- Developer: Ecole Software
- Publishers: Sega DreamcastJP: Ecole Software; NA: Sammy Entertainment; PlayStation 2JP: Ecole Software; EU: Play It; ;
- Producer: Yoshiyuki Manabe
- Designer: Shinya Sawada
- Programmer: Takaaki Umezu
- Artist: Sachiko Akasaka
- Writer: Manako Ihaya
- Composers: Masafumi Ogata Kaoru Mizuki Yūki Kisaragi
- Platforms: Arcade, Dreamcast, PlayStation 2
- Release: October 2000 ArcadeJP: October 2000; DreamcastJP: 10 May 2001; NA: 8 August 2001; PlayStation 2JP: 27 November 2003; EU: 10 December 2004; ;
- Genre: Light gun shooter
- Modes: Single-player, multiplayer
- Arcade system: Sega NAOMI

= Death Crimson OX =

2000 video game

 is a light gun shooting game developed by Ecole Software. It was released in arcades in 2000 then ported to the Dreamcast console in 2001 (published by Sammy Entertainment), several months after Sega had dropped support for the console. It is the third and final game in the Death Crimson series, and the only one to be released outside Japan. The game was also released as Guncom 2 in Europe and Death Crimson OX+ (デスクリムゾン OX+, Desu Kurimuzon Okkusu+) in Japan on the PlayStation 2.

== Gameplay ==

Gameplay screenshot.

The game can be played with either a standard controller or a light gun.

== Development ==

Death Crimson OX was developed by Ecole Software.

== Reception ==

The Dreamcast version received "generally unfavourable reviews" according to the review aggregation website Metacritic. GameSpot described it as a second-rate House of the Dead clone. IGN cited a confusing storyline, poor visuals, and new gameplay mechanics which prevent the game from offering any sort of challenge. Game Informer said that it "gives you plenty of targets, but no real reason to keep pulling the trigger." Eric Bratcher of NextGen called it "A typical gun game with typical gun game problems: It's too short, too redundant, and too similar to everything else out there. Only the NRA would lobby for this one." In Japan, Famitsu gave it a score of 25 out of 40.

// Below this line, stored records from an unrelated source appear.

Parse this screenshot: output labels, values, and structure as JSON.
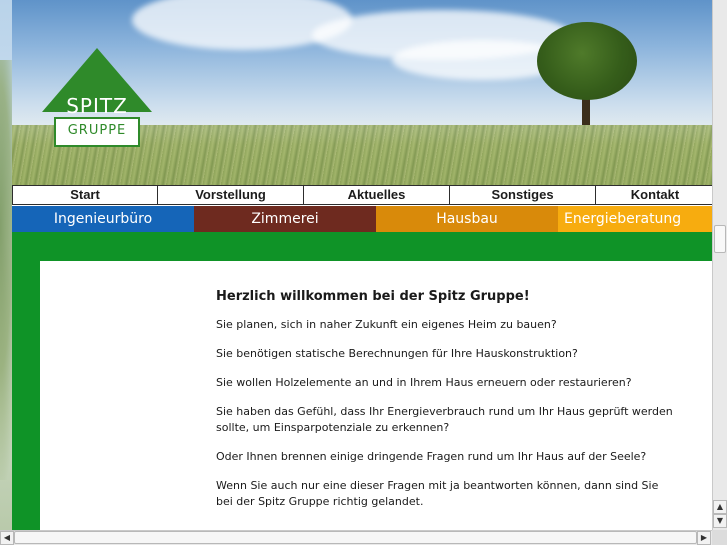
{
  "logo": {
    "name": "SPITZ",
    "sub": "GRUPPE",
    "color": "#2f8a2a"
  },
  "nav": [
    {
      "label": "Start"
    },
    {
      "label": "Vorstellung"
    },
    {
      "label": "Aktuelles"
    },
    {
      "label": "Sonstiges"
    },
    {
      "label": "Kontakt"
    }
  ],
  "categories": [
    {
      "label": "Ingenieurbüro",
      "color": "#1565b8"
    },
    {
      "label": "Zimmerei",
      "color": "#6e2a1f"
    },
    {
      "label": "Hausbau",
      "color": "#d98a0a"
    },
    {
      "label": "Energieberatung",
      "color": "#f7ac0f"
    }
  ],
  "content": {
    "heading": "Herzlich willkommen bei der Spitz Gruppe!",
    "paragraphs": [
      "Sie planen, sich in naher Zukunft ein eigenes Heim zu bauen?",
      "Sie benötigen statische Berechnungen für Ihre Hauskonstruktion?",
      "Sie wollen Holzelemente an und in Ihrem Haus erneuern oder restaurieren?",
      "Sie haben das Gefühl, dass Ihr Energieverbrauch rund um Ihr Haus geprüft werden sollte, um Einsparpotenziale zu erkennen?",
      "Oder Ihnen brennen einige dringende Fragen rund um Ihr Haus auf der Seele?",
      "Wenn Sie auch nur eine dieser Fragen mit ja beantworten können, dann sind Sie bei der Spitz Gruppe richtig gelandet."
    ]
  },
  "colors": {
    "green_band": "#0f9327"
  }
}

Also in Japan, Game Machine listed the arcade version in their 1 January 2001 issue as the thirteenth most-popular dedicated arcade game of the year 2000.

Aggregate score
| Aggregator | Score |
|---|---|
| Metacritic | 46/100 |

Review scores
| Publication | Score |
|---|---|
| Famitsu | 25/40 |
| Game Informer | 4/10 |
| GameSpot | 4.2/10 |
| GameSpy | 60% |
| IGN | 4.3/10 |
| Next Generation | 2/5 |
| Dreamcast Magazine (JP) | 6.33/10 |

==Series==
The first game in the series, Death Crimson, was released in 1996 for the Sega Saturn. A sequel, Death Crimson 2: Meranito no Saidan, was released in 1999 for the Dreamcast. Both games were exclusive to Japan. Death Crimson 2 received an English fan translation patch in 2024.